Both he and Karamanlis are scions of family dynasties that have dominated Greek politics for most of the last half-century.

To the extent that voters went with smaller parties, they were rebelling against the status quo that the two dynasties represent.

"I didn't want to vote for either of the two large parties; they're out of touch," said first-time voter Constantinos Danos, 19. He said he cast his ballot for the Green Party as "a new and different alternative to the big parties. And they have fresher ideas. I also feel that they are closer to Greece's youth."

Athina Papadopoulou, 45, a lawyer, cast a protest vote for a far-left party because none of the other factions held any appeal for her.

"This election was a real dilemma," Papadopoulou said. "I didn't want to give my vote to either of the two large parties, as they are both as bad as one another, always saying the same things."

Georgia Vlaxou, 34, who organizes conferences for a living, said she voted for New Democracy, as she always has, but reluctantly.

"There is no real alternative," she said. "In Greece, we need something new, perhaps a new party with younger politicians and new ideas."

A likely benefactor of the desertion from the main parties is a far-right, populist faction known as LAOS, its acronym in Greek. Early results indicate that it will probably meet the 3% vote threshold needed to enter Parliament for the first time.
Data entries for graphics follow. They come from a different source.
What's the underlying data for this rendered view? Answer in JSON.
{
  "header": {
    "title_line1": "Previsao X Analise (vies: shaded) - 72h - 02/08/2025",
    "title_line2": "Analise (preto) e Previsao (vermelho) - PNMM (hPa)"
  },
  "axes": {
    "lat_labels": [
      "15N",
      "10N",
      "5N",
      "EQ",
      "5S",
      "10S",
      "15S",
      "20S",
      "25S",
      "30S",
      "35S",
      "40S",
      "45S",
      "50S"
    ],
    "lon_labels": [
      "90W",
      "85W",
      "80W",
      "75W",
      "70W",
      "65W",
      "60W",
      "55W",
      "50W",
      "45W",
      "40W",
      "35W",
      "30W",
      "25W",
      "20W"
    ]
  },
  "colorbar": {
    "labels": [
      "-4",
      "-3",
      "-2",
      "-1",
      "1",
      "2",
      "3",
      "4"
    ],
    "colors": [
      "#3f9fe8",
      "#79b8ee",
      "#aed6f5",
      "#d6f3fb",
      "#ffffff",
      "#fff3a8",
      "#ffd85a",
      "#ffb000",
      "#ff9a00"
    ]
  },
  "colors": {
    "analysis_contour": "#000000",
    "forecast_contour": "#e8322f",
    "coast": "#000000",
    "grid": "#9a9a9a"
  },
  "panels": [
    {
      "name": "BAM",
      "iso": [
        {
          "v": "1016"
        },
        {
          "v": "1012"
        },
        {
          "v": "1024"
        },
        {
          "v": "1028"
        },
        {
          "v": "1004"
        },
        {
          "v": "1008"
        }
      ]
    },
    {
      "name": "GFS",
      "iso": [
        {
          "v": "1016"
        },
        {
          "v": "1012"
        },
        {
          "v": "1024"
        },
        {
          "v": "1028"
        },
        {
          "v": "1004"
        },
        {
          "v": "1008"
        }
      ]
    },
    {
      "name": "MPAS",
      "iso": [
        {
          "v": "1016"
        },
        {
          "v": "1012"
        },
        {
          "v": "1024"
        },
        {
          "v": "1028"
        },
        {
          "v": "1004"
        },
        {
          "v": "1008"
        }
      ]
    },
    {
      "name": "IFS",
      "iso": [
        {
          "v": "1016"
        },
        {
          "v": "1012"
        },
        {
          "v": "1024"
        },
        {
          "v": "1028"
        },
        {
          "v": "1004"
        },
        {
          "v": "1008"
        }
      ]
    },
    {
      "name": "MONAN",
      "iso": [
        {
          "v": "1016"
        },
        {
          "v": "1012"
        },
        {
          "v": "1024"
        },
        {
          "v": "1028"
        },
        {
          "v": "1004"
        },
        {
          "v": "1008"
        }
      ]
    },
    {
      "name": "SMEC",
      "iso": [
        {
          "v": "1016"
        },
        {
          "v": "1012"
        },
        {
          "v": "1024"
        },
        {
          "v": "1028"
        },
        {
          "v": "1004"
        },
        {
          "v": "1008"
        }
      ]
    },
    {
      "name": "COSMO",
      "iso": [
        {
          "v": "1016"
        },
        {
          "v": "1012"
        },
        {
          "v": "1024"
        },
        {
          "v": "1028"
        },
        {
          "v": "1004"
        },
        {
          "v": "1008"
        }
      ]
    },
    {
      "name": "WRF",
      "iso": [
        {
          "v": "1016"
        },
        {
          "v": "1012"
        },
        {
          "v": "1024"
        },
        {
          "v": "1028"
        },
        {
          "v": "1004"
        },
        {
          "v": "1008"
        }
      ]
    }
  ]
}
The party is seen by many as xenophobic: It advocates closer ties to the Greek Orthodox Church, a quota on immigration and the deportation of many immigrants already in the country.

Car salesman Vangelis Kalogeropoulos, 34, abandoned New Democracy for LAOS because the two main parties "promise everything and deliver nothing."

Kalogeropoulos said he didn't support LAOS, but he wanted "another voice in Parliament that can act as a brake on New Democracy and PASOK."